Mr. Bingler didn’t pause for coherent thinking. He got to his feet with frightened speed, saw that the man was unmoving, and blind terror set him to moving again. He headed instinctively for the milk wagon at the curb, bounded into the interior, caught up the slack reins in frantic hands.
“Git!” he yelled, lashed the horse’s rump with the rein tips.
The horse went into a dead run from a standing start, for probably the first time in its lethargic life. Mr. Bingler braced his feet, winced when he heard the muted crashing of milk bottles on the street below, knew that he was leaving a trail that anyone could follow.
He rode the bouncing wagon like a Roman Charioteer, driving the horse with an instinct that had lain dormant for years, his breathing gradually slowing, and his thought processes beginning to come in a more orderly fashion.
And out of the chaos of his mind came but one clear thought. He, Mr. J. C. Bingler, was as nicely framed for murder as any hero in a book — but unlike any fictional character, he had no trick up his sleeve with which to foil the villain.

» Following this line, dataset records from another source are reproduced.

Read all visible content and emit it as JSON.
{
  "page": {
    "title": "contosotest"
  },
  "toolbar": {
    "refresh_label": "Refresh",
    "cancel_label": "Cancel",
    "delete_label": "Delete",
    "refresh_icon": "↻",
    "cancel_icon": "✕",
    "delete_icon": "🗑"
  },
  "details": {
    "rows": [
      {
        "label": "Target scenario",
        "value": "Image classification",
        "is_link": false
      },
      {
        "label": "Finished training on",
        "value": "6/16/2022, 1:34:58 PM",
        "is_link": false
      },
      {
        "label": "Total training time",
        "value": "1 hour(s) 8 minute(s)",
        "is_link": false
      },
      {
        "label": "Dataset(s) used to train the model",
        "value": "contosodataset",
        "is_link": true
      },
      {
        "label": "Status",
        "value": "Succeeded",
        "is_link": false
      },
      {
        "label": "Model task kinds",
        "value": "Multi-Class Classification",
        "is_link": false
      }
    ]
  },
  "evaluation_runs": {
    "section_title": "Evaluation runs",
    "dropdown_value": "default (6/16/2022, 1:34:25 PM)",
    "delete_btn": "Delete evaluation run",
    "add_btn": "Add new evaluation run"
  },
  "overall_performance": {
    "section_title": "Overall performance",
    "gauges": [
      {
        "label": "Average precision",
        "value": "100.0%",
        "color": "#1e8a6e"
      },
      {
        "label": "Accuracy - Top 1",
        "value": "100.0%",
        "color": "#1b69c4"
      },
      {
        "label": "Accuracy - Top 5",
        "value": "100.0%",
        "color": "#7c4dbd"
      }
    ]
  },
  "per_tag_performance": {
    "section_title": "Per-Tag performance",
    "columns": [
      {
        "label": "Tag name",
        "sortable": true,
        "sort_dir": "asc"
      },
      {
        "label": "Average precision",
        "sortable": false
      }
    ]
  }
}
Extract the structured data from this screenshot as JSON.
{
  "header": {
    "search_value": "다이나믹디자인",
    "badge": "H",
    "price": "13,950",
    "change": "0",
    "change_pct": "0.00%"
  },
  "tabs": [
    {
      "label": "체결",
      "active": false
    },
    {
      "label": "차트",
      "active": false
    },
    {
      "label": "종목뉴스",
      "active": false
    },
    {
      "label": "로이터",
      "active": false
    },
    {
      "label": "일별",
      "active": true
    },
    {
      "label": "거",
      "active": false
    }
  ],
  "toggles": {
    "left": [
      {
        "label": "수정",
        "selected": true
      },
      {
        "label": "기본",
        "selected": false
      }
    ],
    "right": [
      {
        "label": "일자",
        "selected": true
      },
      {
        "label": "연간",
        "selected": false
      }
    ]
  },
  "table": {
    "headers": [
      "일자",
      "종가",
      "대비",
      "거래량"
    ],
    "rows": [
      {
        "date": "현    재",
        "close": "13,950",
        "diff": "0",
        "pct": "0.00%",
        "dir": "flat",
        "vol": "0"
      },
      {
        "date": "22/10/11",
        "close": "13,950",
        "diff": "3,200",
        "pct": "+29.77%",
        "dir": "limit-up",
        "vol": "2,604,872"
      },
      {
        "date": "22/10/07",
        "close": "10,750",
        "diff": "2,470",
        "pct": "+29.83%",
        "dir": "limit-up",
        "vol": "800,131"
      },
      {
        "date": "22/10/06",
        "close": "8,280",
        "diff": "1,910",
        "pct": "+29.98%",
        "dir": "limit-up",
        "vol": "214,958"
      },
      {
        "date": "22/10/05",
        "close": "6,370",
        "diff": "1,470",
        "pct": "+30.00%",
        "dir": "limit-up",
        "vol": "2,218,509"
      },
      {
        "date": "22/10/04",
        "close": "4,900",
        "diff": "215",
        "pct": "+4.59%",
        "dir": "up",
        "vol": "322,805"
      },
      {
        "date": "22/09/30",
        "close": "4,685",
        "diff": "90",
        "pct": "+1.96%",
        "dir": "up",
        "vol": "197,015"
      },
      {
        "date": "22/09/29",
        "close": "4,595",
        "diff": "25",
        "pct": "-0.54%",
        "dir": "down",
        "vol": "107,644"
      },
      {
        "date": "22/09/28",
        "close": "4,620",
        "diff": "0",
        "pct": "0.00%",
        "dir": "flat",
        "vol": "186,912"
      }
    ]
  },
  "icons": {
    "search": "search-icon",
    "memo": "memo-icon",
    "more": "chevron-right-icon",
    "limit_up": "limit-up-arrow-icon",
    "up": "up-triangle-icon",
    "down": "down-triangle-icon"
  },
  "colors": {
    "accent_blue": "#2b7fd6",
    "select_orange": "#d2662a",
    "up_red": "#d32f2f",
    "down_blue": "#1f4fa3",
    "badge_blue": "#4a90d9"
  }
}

The bitter galling truth shattered Mr. Bingler’s stunted ego, leaving it suddenly a limp grey thing barely alive.
* * * * *
A cicada burred into life at Mr. Bingler’s elbow, and he relit started in sudden reflex, then crouched back in the shadow of the hedge. He shivered at the faint wail of a far-off siren, remembering his terrified flight from the hospital. He had abandoned the milk wagon after a ride of ten blocks, had boarded a passing bus, changed buses twice, and then walked almost a mile. And new he was crouched in the shadow of the hedge that paralleled Harvey Wilson’s lawn.
Why he was there, he could not have explained logically. He knew only that it was from this house that he had been taken for a ride that had ended with murder. He shuddered violently, recalling the fingerprints he had left on the traitorous sword.
“Why, oh why,” he wailed silently, “wasn’t I satisfied with my old life? Why couldn’t I let well enough alone!”